The last number of years have been busy. As well as funding projects, we have been busy acting for clients seeking to buy and sell either development projects or operational projects. Typically, it has been Irish independent developers selling and foreign funds buying. Through the worst recession of modern times, it has been encouraging to see foreign investors show sustained confidence in the Irish regulatory and political framework and to invest in renewable energy assets when other asset classes were being shown less interest. (This, of course, is changing with my property and banking colleagues in Eversheds seemingly buying and selling huge swatches of commercial property in the last 18 months).
Foreign investors clearly state that they invest here as they consider Ireland as having a “benign” regulatory environment. Previously burnt by retrospective regulatory changes in other jurisdictions, they see Ireland’s pro-business political parties together with a stable regulatory regime as resulting in an attractive investment proposition. Yes, there were always regulatory challenges, like the Wind in the SEM consultation but all got sensibly resolved. What is still a very young industry in Ireland has matured impressively. The politicians, regulators and industry participants can be justifiably proud of what they have achieved.
However, history is certain and, therefore, we tend to look back at it more benignly than we look forward to the future. Our buying clients are still actively hunting for unicorns. That is, the ready to build project that has all its property issues, planning issues and grid issued nicely sorted out! It seems never to be the case, hence the expression. Due diligence periods seem to be getting longer. Sellers of development projects seem to underestimate what the meaning of “shovel ready” is. Repeatedly the standard of due diligence we are asked by clients to undertake is such that if we were to complete the purchase of a development project on a Monday, on the Tuesday we have to be able to start the process of getting project finance.
So often, access issues have not been adequately sorted out. When we ask for Declarations of Identity more property issues are identified. Inevitably planning or forestry issues remain to be resolved with the relevant public body. Why were these issues not resolved before going to market? Hence, the unicorn moniker.
Some sellers bemoan this due diligence. However, most modern buyers will not buy unless they are certain that a project can attract project finance. Sure, sellers can sell without bringing their projects up to this level of completeness but to me it is simply a function of price. If they don’t, buyers will offer less or not make an offer at all.

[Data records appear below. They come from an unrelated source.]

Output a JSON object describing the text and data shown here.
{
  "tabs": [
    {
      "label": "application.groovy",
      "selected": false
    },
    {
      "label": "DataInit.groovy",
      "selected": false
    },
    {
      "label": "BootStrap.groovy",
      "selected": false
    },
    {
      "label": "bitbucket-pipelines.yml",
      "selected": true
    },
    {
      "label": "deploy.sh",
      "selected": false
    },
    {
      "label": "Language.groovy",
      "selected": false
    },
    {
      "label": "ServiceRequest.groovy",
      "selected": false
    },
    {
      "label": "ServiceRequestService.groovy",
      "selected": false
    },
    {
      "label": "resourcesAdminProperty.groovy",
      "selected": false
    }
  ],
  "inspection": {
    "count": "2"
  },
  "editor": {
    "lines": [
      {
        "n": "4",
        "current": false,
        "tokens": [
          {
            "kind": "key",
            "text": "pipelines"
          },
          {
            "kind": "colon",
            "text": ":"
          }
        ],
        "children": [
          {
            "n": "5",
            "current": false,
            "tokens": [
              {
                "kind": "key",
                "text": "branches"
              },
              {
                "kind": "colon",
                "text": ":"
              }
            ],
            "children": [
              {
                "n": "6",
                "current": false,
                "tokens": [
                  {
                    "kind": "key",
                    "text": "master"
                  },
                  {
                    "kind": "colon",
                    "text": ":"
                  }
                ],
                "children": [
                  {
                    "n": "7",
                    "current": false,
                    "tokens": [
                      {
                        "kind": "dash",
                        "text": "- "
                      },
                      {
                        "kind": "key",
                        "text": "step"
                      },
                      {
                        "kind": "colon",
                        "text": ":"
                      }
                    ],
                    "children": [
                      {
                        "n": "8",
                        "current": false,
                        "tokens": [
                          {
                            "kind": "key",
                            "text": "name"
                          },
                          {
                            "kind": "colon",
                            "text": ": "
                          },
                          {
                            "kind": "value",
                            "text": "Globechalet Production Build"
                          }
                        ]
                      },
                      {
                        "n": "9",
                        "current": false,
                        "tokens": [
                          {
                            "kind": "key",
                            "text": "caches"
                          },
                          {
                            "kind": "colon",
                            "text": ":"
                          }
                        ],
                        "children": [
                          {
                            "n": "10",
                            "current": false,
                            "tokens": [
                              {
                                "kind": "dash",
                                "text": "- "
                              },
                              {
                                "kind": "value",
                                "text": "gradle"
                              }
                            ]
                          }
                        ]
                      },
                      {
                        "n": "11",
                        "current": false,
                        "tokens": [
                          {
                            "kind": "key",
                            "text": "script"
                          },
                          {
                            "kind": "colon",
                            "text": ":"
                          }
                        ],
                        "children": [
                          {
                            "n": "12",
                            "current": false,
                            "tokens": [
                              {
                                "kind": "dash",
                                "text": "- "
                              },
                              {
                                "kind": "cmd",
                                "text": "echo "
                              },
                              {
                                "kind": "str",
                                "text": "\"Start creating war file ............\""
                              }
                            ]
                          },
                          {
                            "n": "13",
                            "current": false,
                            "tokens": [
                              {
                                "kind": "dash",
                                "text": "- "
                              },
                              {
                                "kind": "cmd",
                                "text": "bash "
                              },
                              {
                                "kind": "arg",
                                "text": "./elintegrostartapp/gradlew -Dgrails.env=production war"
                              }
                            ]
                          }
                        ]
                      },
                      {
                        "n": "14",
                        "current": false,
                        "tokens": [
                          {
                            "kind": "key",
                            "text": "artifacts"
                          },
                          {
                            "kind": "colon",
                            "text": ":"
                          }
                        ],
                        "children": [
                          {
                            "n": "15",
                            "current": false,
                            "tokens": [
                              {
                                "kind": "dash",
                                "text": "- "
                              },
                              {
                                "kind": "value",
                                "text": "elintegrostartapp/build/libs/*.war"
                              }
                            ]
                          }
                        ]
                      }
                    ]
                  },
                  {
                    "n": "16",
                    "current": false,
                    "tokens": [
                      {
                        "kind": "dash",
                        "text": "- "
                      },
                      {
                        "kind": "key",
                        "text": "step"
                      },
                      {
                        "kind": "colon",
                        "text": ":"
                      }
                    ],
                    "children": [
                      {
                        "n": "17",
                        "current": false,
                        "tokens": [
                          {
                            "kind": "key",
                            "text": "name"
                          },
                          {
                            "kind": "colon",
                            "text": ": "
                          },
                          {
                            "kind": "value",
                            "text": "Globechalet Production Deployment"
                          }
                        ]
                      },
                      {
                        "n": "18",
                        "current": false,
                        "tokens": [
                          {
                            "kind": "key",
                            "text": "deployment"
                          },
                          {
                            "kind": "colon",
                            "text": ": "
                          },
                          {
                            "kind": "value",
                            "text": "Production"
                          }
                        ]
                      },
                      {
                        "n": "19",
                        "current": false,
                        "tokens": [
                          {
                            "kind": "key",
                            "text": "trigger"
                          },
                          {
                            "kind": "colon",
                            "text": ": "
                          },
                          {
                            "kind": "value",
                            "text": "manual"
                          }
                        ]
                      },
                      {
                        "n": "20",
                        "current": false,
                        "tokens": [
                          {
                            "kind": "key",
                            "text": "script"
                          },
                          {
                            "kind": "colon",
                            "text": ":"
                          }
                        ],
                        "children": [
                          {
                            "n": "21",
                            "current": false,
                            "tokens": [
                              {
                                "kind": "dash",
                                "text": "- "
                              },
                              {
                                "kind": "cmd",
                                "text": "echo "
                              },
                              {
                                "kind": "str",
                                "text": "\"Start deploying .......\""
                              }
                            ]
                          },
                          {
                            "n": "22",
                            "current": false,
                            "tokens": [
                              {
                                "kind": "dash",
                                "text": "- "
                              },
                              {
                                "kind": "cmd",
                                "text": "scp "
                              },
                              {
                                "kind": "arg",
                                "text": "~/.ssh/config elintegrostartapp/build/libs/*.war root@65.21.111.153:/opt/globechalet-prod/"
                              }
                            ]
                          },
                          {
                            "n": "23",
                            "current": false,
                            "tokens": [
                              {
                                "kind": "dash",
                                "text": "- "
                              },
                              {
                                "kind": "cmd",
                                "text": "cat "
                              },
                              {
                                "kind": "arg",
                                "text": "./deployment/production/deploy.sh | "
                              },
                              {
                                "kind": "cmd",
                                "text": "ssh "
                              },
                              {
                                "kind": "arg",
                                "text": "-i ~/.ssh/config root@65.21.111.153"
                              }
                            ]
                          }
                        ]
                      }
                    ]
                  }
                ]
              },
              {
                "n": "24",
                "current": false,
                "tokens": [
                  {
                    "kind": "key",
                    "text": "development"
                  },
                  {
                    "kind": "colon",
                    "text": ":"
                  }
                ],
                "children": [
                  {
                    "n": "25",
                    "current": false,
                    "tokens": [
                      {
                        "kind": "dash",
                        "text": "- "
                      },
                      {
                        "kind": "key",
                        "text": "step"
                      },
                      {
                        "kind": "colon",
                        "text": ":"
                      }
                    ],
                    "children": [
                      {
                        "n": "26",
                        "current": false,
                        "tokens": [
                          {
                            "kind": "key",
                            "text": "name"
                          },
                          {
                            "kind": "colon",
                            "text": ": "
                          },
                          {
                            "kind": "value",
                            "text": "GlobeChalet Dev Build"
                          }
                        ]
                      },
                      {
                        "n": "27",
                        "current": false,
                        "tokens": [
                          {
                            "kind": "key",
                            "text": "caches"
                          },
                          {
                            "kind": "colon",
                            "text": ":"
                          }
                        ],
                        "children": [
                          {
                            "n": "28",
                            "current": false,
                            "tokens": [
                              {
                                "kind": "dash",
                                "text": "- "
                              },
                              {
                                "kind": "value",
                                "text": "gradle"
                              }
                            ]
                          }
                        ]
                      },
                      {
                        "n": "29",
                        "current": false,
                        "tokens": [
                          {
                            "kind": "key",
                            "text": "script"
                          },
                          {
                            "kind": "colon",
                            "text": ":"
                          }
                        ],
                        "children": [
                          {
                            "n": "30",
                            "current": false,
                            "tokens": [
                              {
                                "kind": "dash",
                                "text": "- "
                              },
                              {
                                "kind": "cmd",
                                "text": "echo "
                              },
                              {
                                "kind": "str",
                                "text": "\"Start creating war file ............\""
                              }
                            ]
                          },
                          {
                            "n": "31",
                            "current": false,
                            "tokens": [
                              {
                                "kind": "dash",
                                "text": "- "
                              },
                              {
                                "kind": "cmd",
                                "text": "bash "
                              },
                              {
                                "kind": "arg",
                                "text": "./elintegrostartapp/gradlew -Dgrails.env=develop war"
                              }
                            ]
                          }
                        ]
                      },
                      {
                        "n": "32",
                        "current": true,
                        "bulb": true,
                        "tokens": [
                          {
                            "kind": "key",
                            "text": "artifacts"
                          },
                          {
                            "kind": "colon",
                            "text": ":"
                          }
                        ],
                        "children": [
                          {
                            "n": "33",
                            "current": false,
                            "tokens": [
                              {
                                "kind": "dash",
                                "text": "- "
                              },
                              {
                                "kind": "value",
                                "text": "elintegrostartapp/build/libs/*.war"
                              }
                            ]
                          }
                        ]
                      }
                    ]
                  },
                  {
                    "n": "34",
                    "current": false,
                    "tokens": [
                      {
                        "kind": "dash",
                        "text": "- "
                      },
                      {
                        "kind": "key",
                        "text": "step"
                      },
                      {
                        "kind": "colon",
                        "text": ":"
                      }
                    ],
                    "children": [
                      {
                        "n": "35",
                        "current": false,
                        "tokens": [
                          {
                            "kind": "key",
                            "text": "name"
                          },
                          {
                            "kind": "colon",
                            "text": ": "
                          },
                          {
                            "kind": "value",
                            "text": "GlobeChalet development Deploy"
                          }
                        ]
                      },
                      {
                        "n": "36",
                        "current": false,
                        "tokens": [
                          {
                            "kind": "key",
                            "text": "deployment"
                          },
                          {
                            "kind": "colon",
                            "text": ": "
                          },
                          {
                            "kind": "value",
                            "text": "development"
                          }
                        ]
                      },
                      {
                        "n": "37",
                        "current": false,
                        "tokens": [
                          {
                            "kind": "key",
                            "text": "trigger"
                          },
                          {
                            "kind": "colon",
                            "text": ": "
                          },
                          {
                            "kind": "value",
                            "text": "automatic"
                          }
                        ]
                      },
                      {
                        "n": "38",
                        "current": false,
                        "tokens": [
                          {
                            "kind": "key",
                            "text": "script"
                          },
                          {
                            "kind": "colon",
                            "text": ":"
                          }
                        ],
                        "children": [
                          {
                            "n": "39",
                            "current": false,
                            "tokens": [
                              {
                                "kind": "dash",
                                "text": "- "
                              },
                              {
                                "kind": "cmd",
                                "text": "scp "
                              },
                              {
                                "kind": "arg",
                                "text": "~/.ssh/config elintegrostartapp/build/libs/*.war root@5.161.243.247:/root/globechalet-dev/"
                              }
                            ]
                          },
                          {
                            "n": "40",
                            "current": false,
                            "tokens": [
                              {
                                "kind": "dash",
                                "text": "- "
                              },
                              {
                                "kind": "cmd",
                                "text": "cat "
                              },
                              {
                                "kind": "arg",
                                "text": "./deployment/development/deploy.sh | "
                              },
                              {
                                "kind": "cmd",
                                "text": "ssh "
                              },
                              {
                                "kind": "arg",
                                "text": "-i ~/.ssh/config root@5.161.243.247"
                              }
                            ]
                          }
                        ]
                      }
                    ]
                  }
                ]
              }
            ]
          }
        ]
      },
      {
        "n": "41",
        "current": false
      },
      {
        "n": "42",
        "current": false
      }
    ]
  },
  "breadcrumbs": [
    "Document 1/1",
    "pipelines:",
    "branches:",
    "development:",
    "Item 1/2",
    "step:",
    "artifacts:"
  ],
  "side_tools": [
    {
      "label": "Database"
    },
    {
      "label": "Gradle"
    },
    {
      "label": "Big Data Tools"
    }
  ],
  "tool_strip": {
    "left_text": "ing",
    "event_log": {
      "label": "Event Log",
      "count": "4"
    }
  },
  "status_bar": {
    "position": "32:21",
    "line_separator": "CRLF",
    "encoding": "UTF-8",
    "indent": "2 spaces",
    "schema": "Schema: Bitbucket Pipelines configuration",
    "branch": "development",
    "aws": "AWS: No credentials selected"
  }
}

As mentioned, the future is uncertain. We all crave the holy grail of regulatory certainty. However, this can never be absolutely the case, though I believe we can avoid some “own goals”. By this, I mean inevitably the 20/20/20 framework has to run its course and, rightly, there is a debate under way as to what should follow. Personally, for security of supply and climate change reasons, I believe the support for renewable energy should continue whilst encouraging technological advancement to decrease cost. Some have called for the abolition of financial support for renewable energy. I do not agree. Priced correctly, I believe these supports still remain a cost effective way to delivering the twin policy goals of security of supply and diminishing the effects of climate change. Equally, an appropriate support regime is required to kick start the investment in bioenergy and solar industries. In sporting parlance, we are lucky enough to wear the country jersey for a while and then we need to hand it on to the next generation in better shape than when we received it.

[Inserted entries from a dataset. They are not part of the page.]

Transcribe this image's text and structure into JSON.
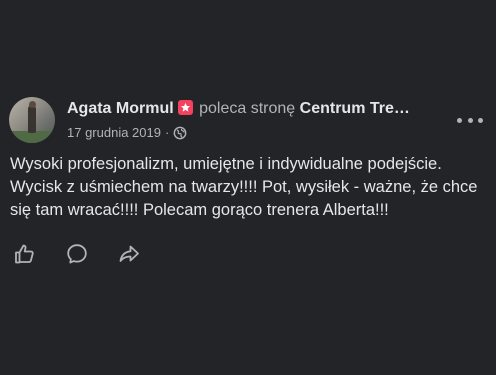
{
  "post": {
    "author": "Agata Mormul",
    "action_text": "poleca stronę",
    "page_name": "Centrum Tre…",
    "date": "17 grudnia 2019",
    "separator": "·",
    "text": "Wysoki profesjonalizm, umiejętne i indywidualne podejście. Wycisk z uśmiechem na twarzy!!!! Pot,  wysiłek - ważne, że chce się tam wracać!!!! Polecam gorąco trenera Alberta!!!",
    "privacy_icon": "globe-icon",
    "badge_icon": "recommend-star-icon",
    "badge_color": "#f3425f"
  },
  "actions": [
    {
      "icon": "thumbs-up-icon"
    },
    {
      "icon": "comment-icon"
    },
    {
      "icon": "share-icon"
    }
  ],
  "colors": {
    "background": "#232427",
    "primary_text": "#e4e6eb",
    "secondary_text": "#b0b3b8"
  }
}
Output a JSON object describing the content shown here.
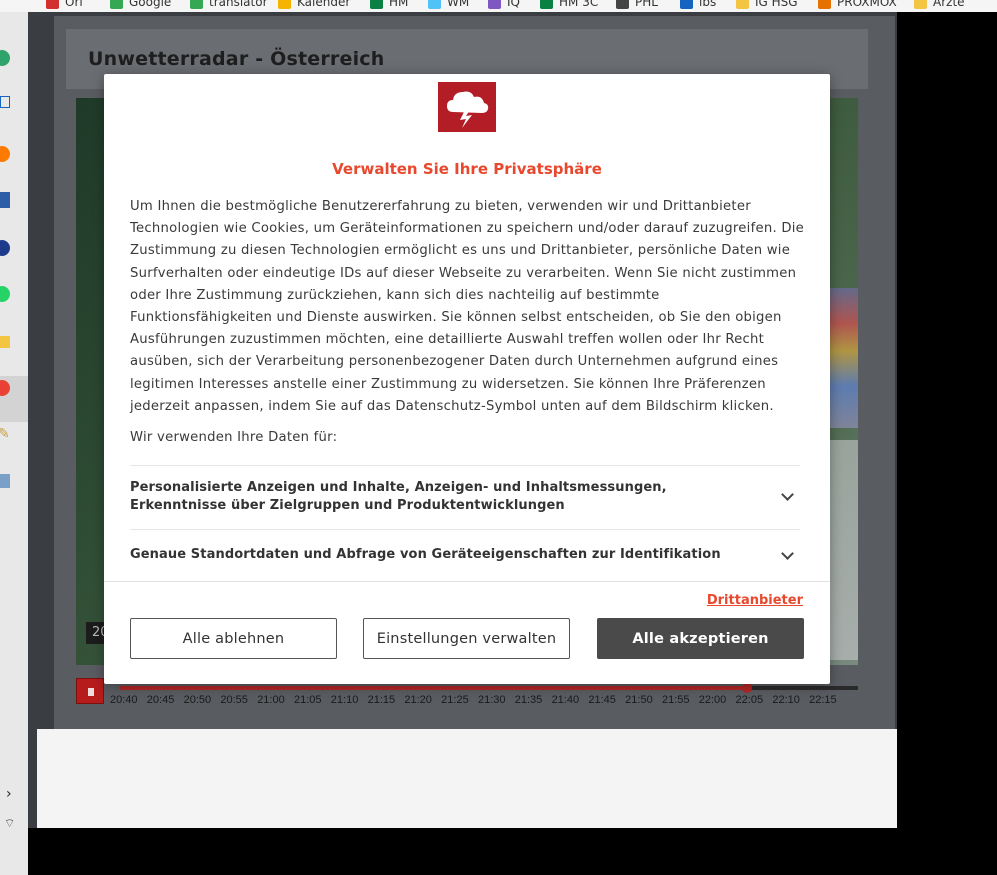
{
  "bookmarks": [
    {
      "label": "Ori",
      "color": "#d32f2f"
    },
    {
      "label": "Google",
      "color": "#34a853"
    },
    {
      "label": "translator",
      "color": "#34a853"
    },
    {
      "label": "Kalender",
      "color": "#f4b400"
    },
    {
      "label": "HM",
      "color": "#0b8043"
    },
    {
      "label": "WM",
      "color": "#4fc3f7"
    },
    {
      "label": "IQ",
      "color": "#7e57c2"
    },
    {
      "label": "HM 3C",
      "color": "#0b8043"
    },
    {
      "label": "PHL",
      "color": "#444444"
    },
    {
      "label": "lbs",
      "color": "#1565c0"
    },
    {
      "label": "IG HSG",
      "color": "#f4c542"
    },
    {
      "label": "PROXMOX",
      "color": "#e57200"
    },
    {
      "label": "Ärzte",
      "color": "#f4c542"
    }
  ],
  "widget": {
    "title": "Unwetterradar - Österreich"
  },
  "timeline": {
    "ticks": [
      "20:40",
      "20:45",
      "20:50",
      "20:55",
      "21:00",
      "21:05",
      "21:10",
      "21:15",
      "21:20",
      "21:25",
      "21:30",
      "21:35",
      "21:40",
      "21:45",
      "21:50",
      "21:55",
      "22:00",
      "22:05",
      "22:10",
      "22:15"
    ],
    "progress_fraction": 0.85,
    "partial_label": "20"
  },
  "consent": {
    "title": "Verwalten Sie Ihre Privatsphäre",
    "body": "Um Ihnen die bestmögliche Benutzererfahrung zu bieten, verwenden wir und Drittanbieter Technologien wie Cookies, um Geräteinformationen zu speichern und/oder darauf zuzugreifen. Die Zustimmung zu diesen Technologien ermöglicht es uns und Drittanbieter, persönliche Daten wie Surfverhalten oder eindeutige IDs auf dieser Webseite zu verarbeiten. Wenn Sie nicht zustimmen oder Ihre Zustimmung zurückziehen, kann sich dies nachteilig auf bestimmte Funktionsfähigkeiten und Dienste auswirken. Sie können selbst entscheiden, ob Sie den obigen Ausführungen zuzustimmen möchten, eine detaillierte Auswahl treffen wollen oder Ihr Recht ausüben, sich der Verarbeitung personenbezogener Daten durch Unternehmen aufgrund eines legitimen Interesses anstelle einer Zustimmung zu widersetzen. Sie können Ihre Präferenzen jederzeit anpassen, indem Sie auf das Datenschutz-Symbol unten auf dem Bildschirm klicken.",
    "use_heading": "Wir verwenden Ihre Daten für:",
    "purposes": [
      "Personalisierte Anzeigen und Inhalte, Anzeigen- und Inhaltsmessungen, Erkenntnisse über Zielgruppen und Produktentwicklungen",
      "Genaue Standortdaten und Abfrage von Geräteeigenschaften zur Identifikation"
    ],
    "vendors_link": "Drittanbieter",
    "reject_label": "Alle ablehnen",
    "manage_label": "Einstellungen verwalten",
    "accept_label": "Alle akzeptieren",
    "accent_color": "#e8482d"
  }
}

Similarly to the debate on what comes after the 20/20/20 framework, I-SEM and what comes after the current REFIT programme are all causing concern. Likewise, I would like to see the export debate restarted as again it is important for security and competiveness reasons. However, none of these are “own goals”. As mentioned, regulatory evolution and further integration of energy markets in Europe is inevitable. It is a question of when and not if.

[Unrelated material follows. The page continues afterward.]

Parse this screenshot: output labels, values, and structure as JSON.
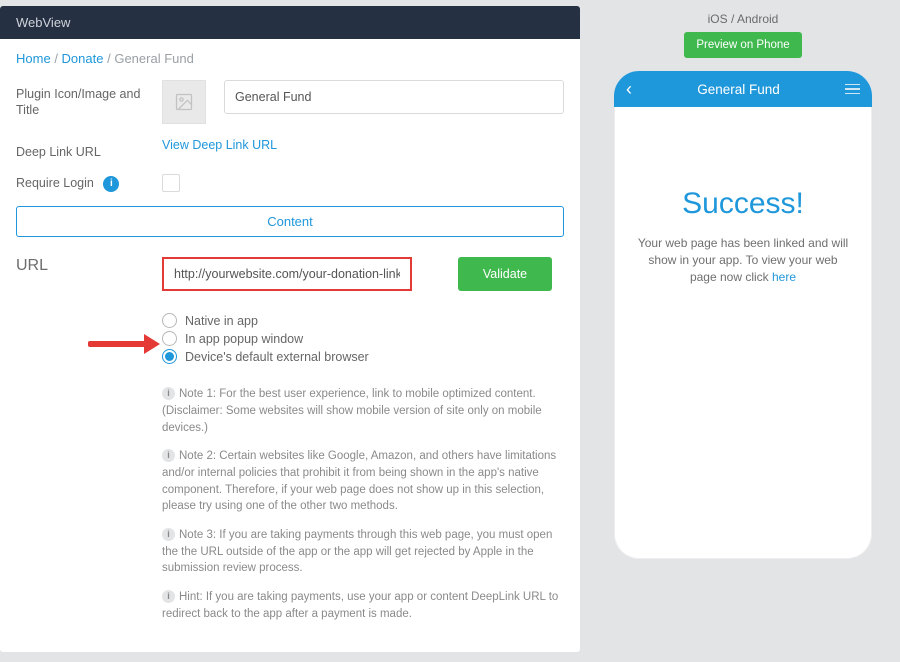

The “own goal” I speak of is the increase in local authority rates on wind farms proposed for the entire country and first put into effect on 1 January 2015 by Limerick County Council. Simply put the trebling of local authority rates has rendered some of the development projects purchased in 2014 as un-financeable due to the additional operating cost. Whilst prudent buyers had factored some increase in rates when pricing development projects, none factored in this amount of an increase. Therefore, these buyers, who were supporting the wind industry, are now uncertain as to whether to continue to buy projects or not. Similarly banks are, taking a conservative approach to debt sizing and loan conditions. Hence, when one limb of Government is actively putting in place structures to facilitate the reaching of the binding 20/20/20 targets, another limb of Government is undermining these efforts. An “own goal” by any standards.
I am conscious, I am writing this article in mid-February for publication in March. As mentioned above, the policy makers in Ireland have historically demonstrated their ability to resolve these types of issues. By the time this article is published, it may be the rates issue is resolved. In any event, I have faith in the Irish policy makers and am ever hopeful that the effects of this “own goal” can be reversed. Whilst not being complacent, history tells me it will.